Pendant les cinq jours suivants, Asay s’est cachée dans sa maison, regardant le cadavre de son mari et priant pour que les soldats ne reviennent pas. Lorsque l’effusion de sang s’est ralentie le 24 décembre, elle s’est enfuie.
Un nouveau front proxy
« [Cela] fait partie du pogrom anti-Tigré et du nettoyage ethnique calculé par les forces éthiopiennes, érythréennes et amhara dans un nouveau front par procuration », a déclaré Mehari Taddele Maru, avocat spécialisé dans les droits humains et professeur à l’Institut universitaire européen de Florence. “Ces forces considèrent la région Afar comme la dernière route de guerre par procuration, et elle pourrait rapidement devenir le champ de bataille d’un réseau de conflits susceptibles de faire rage pendant des années.”
Jusqu’à 90 % des habitants de la région Afar sont de l’ethnie Afar, mais la ville d’Abala est une exception, les Tigréens représentant près de 70 %, selon les administrateurs locaux.
En août 2021, les forces tigréennes ont été accusées de meurtres et autres atrocités dans d’autres villes de la région Afar, comme Galicoma.
En décembre dernier, le Conseil des droits de l’homme des Nations Unies a adopté une résolution visant à ouvrir une enquête indépendante sur les violations commises par toutes les parties belligérantes dans le conflit en cours. Le gouvernement éthiopien s’est opposé à la résolution, la qualifiant d'”instrument de pression politique”.

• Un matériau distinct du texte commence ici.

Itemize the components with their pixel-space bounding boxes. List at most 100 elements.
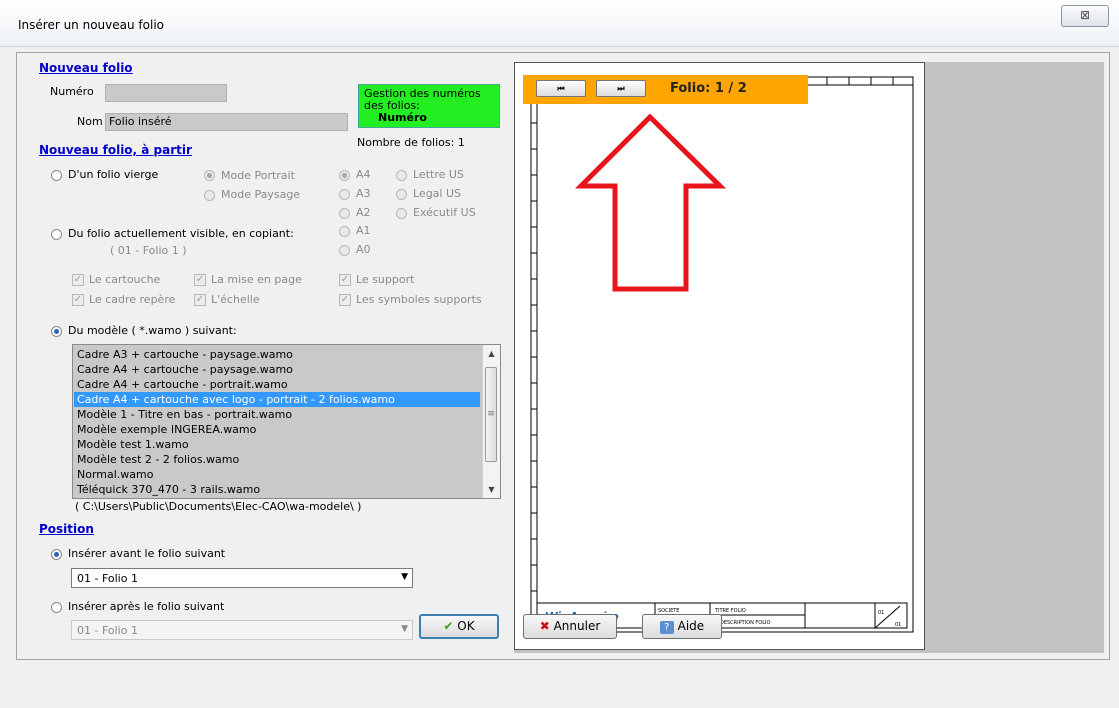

Depuis le 29 juin, toutes les communications vers la région du Tigré sont bloquées. Al Jazeera a contacté à plusieurs reprises par e-mail les porte-parole du bureau du Premier ministre éthiopien et le ministre érythréen de l’Information, Yemane Gebremeskel, pour obtenir des commentaires. Aucun des deux n’a répondu.
Cependant, Al Jazeera a réussi à contacter des survivants sur le terrain et a recueilli des preuves de première main du massacre, y compris des images graphiques de corps et d’enterrements de masse. Un témoin a vu des centaines de corps ramassés avec un bulldozer et jetés dans des cratères lointains.
Des témoins ont également donné le nom de Memher Tekeste, un enseignant de 51 ans qui a été tué avec 16 membres de sa famille élargie le 21 décembre. Leurs corps ont été jetés dans un cratère nommé Mai’shegola. Les survivants ont donné une liste d’autres victimes et ont décrit des cas similaires d’assassinats ciblés de familles entières à Al Jazeera.
“Ils faisaient irruption dans les maisons, pillaient et violaient en groupe des filles dès l’âge de neuf ans”, a déclaré Hareg Tekelu, un autre habitant du centre pour personnes déplacées de Mekane’ Kidusan. Elle a fui Abala avec sa fille de trois ans.
Tekelu a déclaré que les personnes qui l’avaient cachée lui avaient dit que les troupes avaient chargé de force des centaines de Tigréens dans des camions et se dirigeaient vers des camps de détention à Semera, la capitale Afar, le 22 décembre.
“La poursuite du conflit entre les troupes crée des ruptures de liens socio-économiques entre ces peuples voisins”, a déclaré Kjetil Tronvoll, directeur de la société de conseil Oslo Analytica et professeur d’études sur la paix et les conflits au Bjørknes University College. “Les anciens des deux côtés doivent être engagés pour essayer d’éviter des pertes civiles inutiles et des déplacements.”
Desta et d’autres survivants dans les centres de déplacés se considèrent chanceux d’être en vie et ne voient aucun avenir dans le passé dont ils se sont échappés. « En voyant ce que j’ai vu, je n’ai plus rien à redire », dit-elle.